Scoring requires publicKey, secretKey, and a trace ID.

Eval Reporting

Use createLangfuseEvalReporter(...) to publish eval outcomes as Langfuse scores:

import { agentEvalTarget, contains, runEvalSuite } from "@anvia/core/evals";
import { createLangfuseEvalReporter } from "@anvia/langfuse";

await runEvalSuite({
  name: "support-agent-regression",
  cases: [
    { id: "refund-window", input: "How long are refunds available?", expected: "30 days" },
  ],
  target: agentEvalTarget(agent),
  metrics: [contains()],
  reporters: [createLangfuseEvalReporter(tracing)],
});

The reporter uses the prompt response trace when available.
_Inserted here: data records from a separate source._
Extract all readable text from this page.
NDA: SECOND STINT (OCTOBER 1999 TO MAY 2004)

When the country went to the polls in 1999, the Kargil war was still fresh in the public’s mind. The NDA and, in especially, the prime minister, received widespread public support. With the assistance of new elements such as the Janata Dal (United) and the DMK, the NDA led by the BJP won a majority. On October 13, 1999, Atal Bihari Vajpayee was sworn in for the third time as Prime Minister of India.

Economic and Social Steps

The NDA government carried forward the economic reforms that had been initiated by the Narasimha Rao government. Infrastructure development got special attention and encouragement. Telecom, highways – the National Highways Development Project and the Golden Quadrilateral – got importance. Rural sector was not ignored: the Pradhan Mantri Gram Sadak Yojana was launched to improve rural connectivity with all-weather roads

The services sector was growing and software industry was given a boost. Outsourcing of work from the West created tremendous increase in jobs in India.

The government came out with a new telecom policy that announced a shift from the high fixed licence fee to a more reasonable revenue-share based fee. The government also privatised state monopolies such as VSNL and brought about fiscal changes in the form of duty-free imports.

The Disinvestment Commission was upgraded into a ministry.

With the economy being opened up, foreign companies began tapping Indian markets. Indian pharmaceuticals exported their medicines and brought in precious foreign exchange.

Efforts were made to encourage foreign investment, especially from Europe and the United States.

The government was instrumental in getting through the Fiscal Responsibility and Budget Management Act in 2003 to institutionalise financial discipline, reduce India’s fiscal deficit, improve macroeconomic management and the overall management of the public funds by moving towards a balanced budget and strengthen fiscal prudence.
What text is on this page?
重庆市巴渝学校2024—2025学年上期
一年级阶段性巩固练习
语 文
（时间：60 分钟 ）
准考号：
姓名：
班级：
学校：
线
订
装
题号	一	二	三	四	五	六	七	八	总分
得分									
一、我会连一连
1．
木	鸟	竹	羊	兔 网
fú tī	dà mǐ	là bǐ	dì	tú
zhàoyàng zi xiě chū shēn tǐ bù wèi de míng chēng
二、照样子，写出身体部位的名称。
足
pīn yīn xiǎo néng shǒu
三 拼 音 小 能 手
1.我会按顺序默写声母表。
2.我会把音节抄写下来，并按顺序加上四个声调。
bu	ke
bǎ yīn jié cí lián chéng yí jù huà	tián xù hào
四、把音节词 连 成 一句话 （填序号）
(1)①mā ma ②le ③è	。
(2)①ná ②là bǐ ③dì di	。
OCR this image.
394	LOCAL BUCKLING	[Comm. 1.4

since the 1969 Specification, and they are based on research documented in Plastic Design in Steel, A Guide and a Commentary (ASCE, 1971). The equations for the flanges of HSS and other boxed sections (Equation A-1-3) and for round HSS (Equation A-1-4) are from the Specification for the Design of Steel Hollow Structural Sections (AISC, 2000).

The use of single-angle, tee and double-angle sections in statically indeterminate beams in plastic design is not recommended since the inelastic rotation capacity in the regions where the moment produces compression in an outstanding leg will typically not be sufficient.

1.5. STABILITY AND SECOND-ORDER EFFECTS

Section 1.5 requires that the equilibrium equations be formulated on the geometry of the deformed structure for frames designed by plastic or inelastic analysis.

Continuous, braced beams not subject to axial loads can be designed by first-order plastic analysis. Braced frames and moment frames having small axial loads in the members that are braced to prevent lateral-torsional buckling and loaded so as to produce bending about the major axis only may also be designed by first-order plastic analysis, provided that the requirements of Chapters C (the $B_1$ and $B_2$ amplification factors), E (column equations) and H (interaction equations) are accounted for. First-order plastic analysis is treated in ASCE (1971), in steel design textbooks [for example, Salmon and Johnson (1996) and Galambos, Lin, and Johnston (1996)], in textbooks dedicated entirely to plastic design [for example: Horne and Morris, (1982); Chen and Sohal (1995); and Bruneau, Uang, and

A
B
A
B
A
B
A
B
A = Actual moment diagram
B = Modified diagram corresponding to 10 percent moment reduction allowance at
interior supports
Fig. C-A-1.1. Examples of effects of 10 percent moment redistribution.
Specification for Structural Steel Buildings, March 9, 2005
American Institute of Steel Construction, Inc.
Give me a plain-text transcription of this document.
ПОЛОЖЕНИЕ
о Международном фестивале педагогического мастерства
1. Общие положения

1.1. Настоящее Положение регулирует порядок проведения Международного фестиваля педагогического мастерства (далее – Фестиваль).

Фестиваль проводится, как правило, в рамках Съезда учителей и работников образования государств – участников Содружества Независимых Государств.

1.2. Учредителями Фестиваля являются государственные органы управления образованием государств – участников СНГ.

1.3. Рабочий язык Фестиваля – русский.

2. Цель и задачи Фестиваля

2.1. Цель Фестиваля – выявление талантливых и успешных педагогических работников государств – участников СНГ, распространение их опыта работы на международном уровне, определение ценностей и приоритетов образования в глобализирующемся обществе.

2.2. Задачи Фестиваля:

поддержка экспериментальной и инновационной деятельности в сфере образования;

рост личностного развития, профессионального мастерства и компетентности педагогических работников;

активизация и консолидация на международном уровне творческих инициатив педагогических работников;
You can also attach traceId and observationId to eval case metadata.

Lifecycle Events

The observer captures:

EventData
Run startagent name, prompt, history, max turns, trace metadata
Generation start/endturn number, model, tools, input/output, usage, latency
Tool start/endtool name, arguments, result, skipped status
Run endoutput, total usage, all messages
Run errorerror message, partial usage

Flushing and Shutdown

await tracing.flush();
await tracing.shutdown();

Use flush() after short-lived jobs (scripts, CI). Use shutdown() when the process is exiting. The OpenTelemetry SDK handles batching automatically for long-running servers.

Multi-Agent Tracing

When an agent uses another agent as a tool, the observer creates nested traces automatically. Child agent runs appear as sub-spans under the parent tool call.